Conditions bronchiolitis obliterans, lung transplant rejection
Treatment high resolution computed tomography scan
Sponsor FLUIDDA nv
Start date February 2015
End date March 2017
Trial size 8 participants
Trial identifier NCT02364674, FLUI-2014-103_USA

Summary

The objective of this study is to detect Bronchiolitis Obliterans Syndrome (BOS) in an early stage using the outcome parameters generated by Functional Respiratory Imaging (FRI). Robust and automated segmentation algorithms will be developed for these parameters, focusing on quantitative computed tomography (CT) image analyses to provide the physician a more sensitive diagnostics tool. The evolution of BOS over time will be monitored using non-rigid image registration methods.

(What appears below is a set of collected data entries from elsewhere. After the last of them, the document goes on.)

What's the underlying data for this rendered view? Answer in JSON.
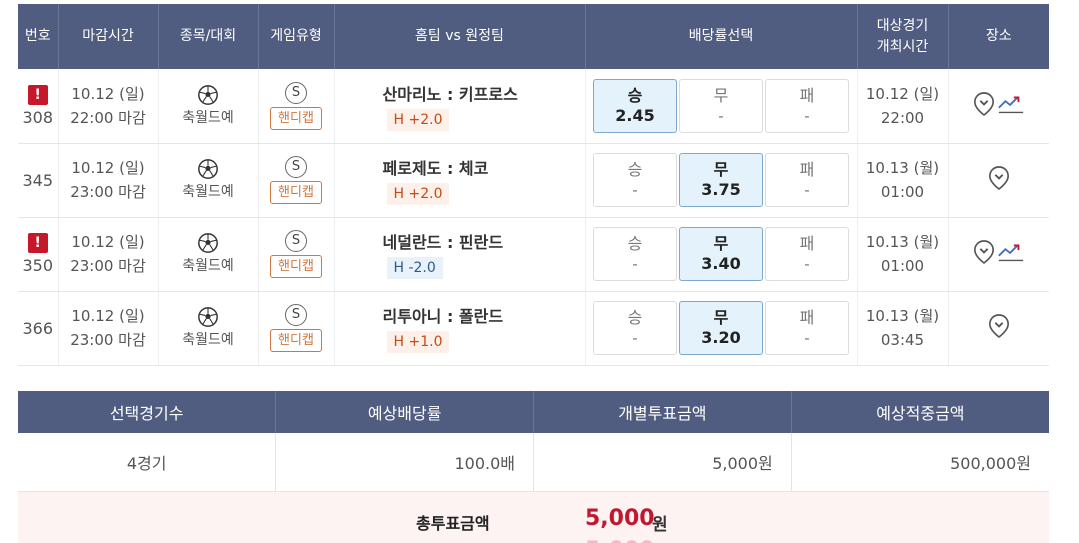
{
  "headers": {
    "no": "번호",
    "deadline": "마감시간",
    "sport": "종목/대회",
    "game_type": "게임유형",
    "teams": "홈팀 vs 원정팀",
    "odds": "배당률선택",
    "match_date_line1": "대상경기",
    "match_date_line2": "개최시간",
    "venue": "장소"
  },
  "rows": [
    {
      "alert": "!",
      "no": "308",
      "deadline_date": "10.12 (일)",
      "deadline_time": "22:00 마감",
      "sport": "축월드예",
      "type_badge": "S",
      "type_label": "핸디캡",
      "teams": "산마리노 : 키프로스",
      "handicap": "H +2.0",
      "handicap_sign": "plus",
      "odds": [
        {
          "label": "승",
          "value": "2.45",
          "selected": true
        },
        {
          "label": "무",
          "value": "-",
          "selected": false
        },
        {
          "label": "패",
          "value": "-",
          "selected": false
        }
      ],
      "match_date": "10.12 (일)",
      "match_time": "22:00",
      "has_trend": true
    },
    {
      "alert": "",
      "no": "345",
      "deadline_date": "10.12 (일)",
      "deadline_time": "23:00 마감",
      "sport": "축월드예",
      "type_badge": "S",
      "type_label": "핸디캡",
      "teams": "페로제도 : 체코",
      "handicap": "H +2.0",
      "handicap_sign": "plus",
      "odds": [
        {
          "label": "승",
          "value": "-",
          "selected": false
        },
        {
          "label": "무",
          "value": "3.75",
          "selected": true
        },
        {
          "label": "패",
          "value": "-",
          "selected": false
        }
      ],
      "match_date": "10.13 (월)",
      "match_time": "01:00",
      "has_trend": false
    },
    {
      "alert": "!",
      "no": "350",
      "deadline_date": "10.12 (일)",
      "deadline_time": "23:00 마감",
      "sport": "축월드예",
      "type_badge": "S",
      "type_label": "핸디캡",
      "teams": "네덜란드 : 핀란드",
      "handicap": "H -2.0",
      "handicap_sign": "minus",
      "odds": [
        {
          "label": "승",
          "value": "-",
          "selected": false
        },
        {
          "label": "무",
          "value": "3.40",
          "selected": true
        },
        {
          "label": "패",
          "value": "-",
          "selected": false
        }
      ],
      "match_date": "10.13 (월)",
      "match_time": "01:00",
      "has_trend": true
    },
    {
      "alert": "",
      "no": "366",
      "deadline_date": "10.12 (일)",
      "deadline_time": "23:00 마감",
      "sport": "축월드예",
      "type_badge": "S",
      "type_label": "핸디캡",
      "teams": "리투아니 : 폴란드",
      "handicap": "H +1.0",
      "handicap_sign": "plus",
      "odds": [
        {
          "label": "승",
          "value": "-",
          "selected": false
        },
        {
          "label": "무",
          "value": "3.20",
          "selected": true
        },
        {
          "label": "패",
          "value": "-",
          "selected": false
        }
      ],
      "match_date": "10.13 (월)",
      "match_time": "03:45",
      "has_trend": false
    }
  ],
  "summary": {
    "headers": [
      "선택경기수",
      "예상배당률",
      "개별투표금액",
      "예상적중금액"
    ],
    "values": [
      "4경기",
      "100.0배",
      "5,000원",
      "500,000원"
    ]
  },
  "total": {
    "label": "총투표금액",
    "amount": "5,000",
    "unit": "원"
  },
  "colors": {
    "header_bg": "#505d80",
    "alert_red": "#c7172b",
    "handicap_orange": "#d2763f",
    "selected_bg": "#e3f2fb",
    "total_red": "#c2182f"
  }
}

United States No locations recruiting
Other Countries No locations recruiting

Study Design

Intervention model single group assignment
Masking open label
Primary purpose diagnostic
Arm
(Experimental)
HRCT scan will be taken
high resolution computed tomography scan HRCT scan
a HRCT scan at Functional Residual Capacity (FRC) and Total Lung Capacity (TLC) will be taken on visit 1, visit 2, visit 3, visit 4 and visit 5. An Upper Airway (UA) scan will be taken on visit 1.

Primary Outcomes

Measure
Airway Volume (iVaw)
time frame: 12 months
Airway Resistance (iRaw)
time frame: 12 months
Specific Airway Volume (siVaw)
time frame: 12 months
Specific Airway Resistance (siRaw)
time frame: 12 months
Lobe volumes (iVlobes)
time frame: 12 months
Air trapping
time frame: 12 months
Internal Lobar Airflow Distribution
time frame: 12 months
Low Attenuation or Emphysema Score
time frame: 12 months
Blood Vessel Density or Fibrosis Score
time frame: 12 months
Airway Wall Thickness
time frame: 12 months

Eligibility Criteria

Male or female participants at least 18 years old.

Inclusion Criteria: - Male or female patient ≥ 18 years old - Written informed consent obtained - Patient who had undergone a lung transplant a year ago or more. - Female patient of childbearing potential who confirm that a contraception method was used at least 14 days before visit 1 and will continue to use a contraception method during the study - The patient must be able to perform the lung monitoring at home. Exclusion Criteria: - Pregnant or lactating female - Known history of or active airways or anastomotic complications requiring intervention such as stenting or dilation

Additional Information

Official title Transplant Optimization Using Functional Imaging
Principal investigator David Lederer, M.D., M.S.
Trial information was received from ClinicalTrials.gov and was last updated in February 2016.
Information provided to ClinicalTrials.gov by FLUIDDA nv.